445.4
“the Respected and the Outlaws in Social and Political Change”

Tuesday, 12 July 2016: 14:51
Location: Seminarraum Geschichte 1 (Main Building)
Oral Presentation
Martina SCHIEBEL, Carl von Ossietzky University of Oldenburg, Germany
In Germany, the geopolitical faultline of the Cold War, enemy images played an important role after 1945 and especially after the creation of the two German states in 1949. One “result” was increasing anticommunist tendencies in the era Adenauer in West Germany. Official ideologies classified people whose political views differed from those of the majority as “subversive”. A similar political atmosphere could be found in East Germany, where those expressing critical political views were also quickly labelled “subversive”.

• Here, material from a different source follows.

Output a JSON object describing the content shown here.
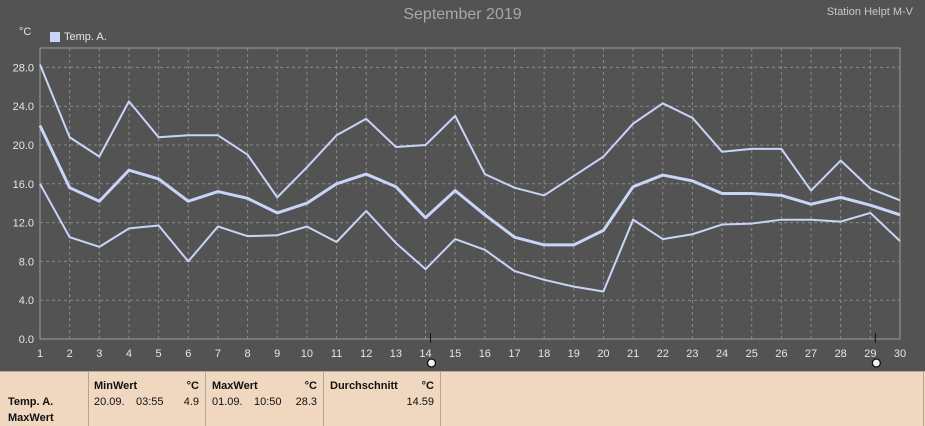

In my paper I would like to focus on people who had made the biographical experience of being sanctioned and arrested in Eastern and Western Germany in the 1950th and early 1960th. In my research study I’ve contrasted biographical narrations with the discourses of public press. Groups where because of their political opinions and ideals defined – I called them in my typology – as the respected or as the outlaws. But those labels where changing historically and produces – at least after the German unification – different groupings: Depending on political regimes and public discourses former insider became outsider and vice versa. The empirical findings are not only helpful discover the consequences for political action, political culture and commemorative culture in Germany. They give us a closer look into the process of figuration in social and political change.